SNUC_in_NY

My late wife's journey with SinoNasal Undifferentiated Carcinoma (SNUC), and my subsequent journey as a grieving widower finding my way back to life.

Wednesday, April 08, 2009

May you continue to feel that way

I remember the first time I dropped into the warm Caribbean waters over a coral reef. I was perplexed. I was amazed. I was stunned. I was suddenly immersed in a fantasy world of brilliant colors, of thousands of fish swarming. Some content to sit still. Others darting at impossible speeds as if their lives depended on it (and possibly they did). The brilliant colors were too fantastic to have been engineered. Here God had taken a day off from the deep greens, blues and browns of ordinary life. On the day he created the reefs he laughed, he chortled, he was gay with delight and whimsy. Rather than the sublime majesty of the mountains and the sea, here he painted with a frenzy of unanticipated joy. The fish had been splattered with neon yellow, comical orange, brash red and brilliant blue!

Words from the SCUBA instructors echoed in my head - breathe, don't forget to breathe.
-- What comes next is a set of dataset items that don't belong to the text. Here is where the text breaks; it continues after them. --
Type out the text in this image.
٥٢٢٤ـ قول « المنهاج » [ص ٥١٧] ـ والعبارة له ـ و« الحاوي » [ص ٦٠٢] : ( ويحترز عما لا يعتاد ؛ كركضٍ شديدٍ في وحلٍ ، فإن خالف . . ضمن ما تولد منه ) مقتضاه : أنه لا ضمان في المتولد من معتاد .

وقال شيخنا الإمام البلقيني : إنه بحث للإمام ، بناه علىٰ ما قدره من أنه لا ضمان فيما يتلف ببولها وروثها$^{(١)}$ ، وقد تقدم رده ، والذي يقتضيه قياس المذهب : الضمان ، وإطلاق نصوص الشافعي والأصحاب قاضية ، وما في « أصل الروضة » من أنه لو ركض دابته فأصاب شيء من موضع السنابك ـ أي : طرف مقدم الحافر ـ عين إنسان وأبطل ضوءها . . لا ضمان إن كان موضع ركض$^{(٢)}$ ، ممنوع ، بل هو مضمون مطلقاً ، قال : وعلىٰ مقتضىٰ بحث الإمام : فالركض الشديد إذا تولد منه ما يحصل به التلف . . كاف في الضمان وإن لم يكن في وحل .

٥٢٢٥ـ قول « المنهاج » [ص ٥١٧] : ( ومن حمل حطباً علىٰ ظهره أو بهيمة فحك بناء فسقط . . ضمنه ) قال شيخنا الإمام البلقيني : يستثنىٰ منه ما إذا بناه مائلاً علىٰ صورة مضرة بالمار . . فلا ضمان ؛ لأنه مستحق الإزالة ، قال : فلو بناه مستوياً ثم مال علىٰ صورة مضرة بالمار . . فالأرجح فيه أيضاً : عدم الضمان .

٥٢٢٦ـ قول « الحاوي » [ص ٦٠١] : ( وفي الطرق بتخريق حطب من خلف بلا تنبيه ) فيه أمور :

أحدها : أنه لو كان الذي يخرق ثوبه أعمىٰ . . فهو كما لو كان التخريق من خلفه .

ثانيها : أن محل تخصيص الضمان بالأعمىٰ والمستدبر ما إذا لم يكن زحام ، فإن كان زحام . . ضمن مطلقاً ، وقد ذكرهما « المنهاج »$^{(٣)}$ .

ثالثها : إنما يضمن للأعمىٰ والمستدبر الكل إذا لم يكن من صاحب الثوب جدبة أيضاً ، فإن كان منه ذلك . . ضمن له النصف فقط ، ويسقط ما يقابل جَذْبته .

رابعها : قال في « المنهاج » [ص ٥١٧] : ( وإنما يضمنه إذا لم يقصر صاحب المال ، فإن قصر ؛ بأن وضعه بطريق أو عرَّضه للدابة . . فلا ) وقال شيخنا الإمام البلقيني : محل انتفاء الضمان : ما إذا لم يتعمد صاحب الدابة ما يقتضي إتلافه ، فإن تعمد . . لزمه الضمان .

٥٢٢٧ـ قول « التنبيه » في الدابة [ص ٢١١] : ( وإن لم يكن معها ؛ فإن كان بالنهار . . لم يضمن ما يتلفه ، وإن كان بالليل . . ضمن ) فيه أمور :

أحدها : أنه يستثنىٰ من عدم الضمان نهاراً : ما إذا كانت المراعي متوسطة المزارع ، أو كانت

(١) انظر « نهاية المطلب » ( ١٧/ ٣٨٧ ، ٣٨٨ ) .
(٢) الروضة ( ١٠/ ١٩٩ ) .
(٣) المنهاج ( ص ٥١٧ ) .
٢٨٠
How could I have been immersed so abruptly into this unknown environ? At what instant had I recognized that my perspective had been so altered - when my eyes passed the water's surface? When my entire body had been fully enveloped by the salty sea? I couldn't recall the instant that everything had changed. I was rapidly losing my ability to recall what my model of the world had been just a few minutes ago. The frenetic action, the color, the mystique before my eyes asserting itself on my sensory systems, drowning out the ability to think clearly.

breathe.

breathe.

Barely able to process any thoughts in my reverie, I momentarily wondered. "How come no one else knows about this?"; "I really need to get out and tell a friend what's down here."; "Well, maybe later. First there's something over there that I want to go see."

-------

and she said "it just seems too good to be true".

and he paused. maybe not long enough to be noticed.

as he was wont to do, he selected his words with precision.

and he said with a smile "may you continue to feel that way".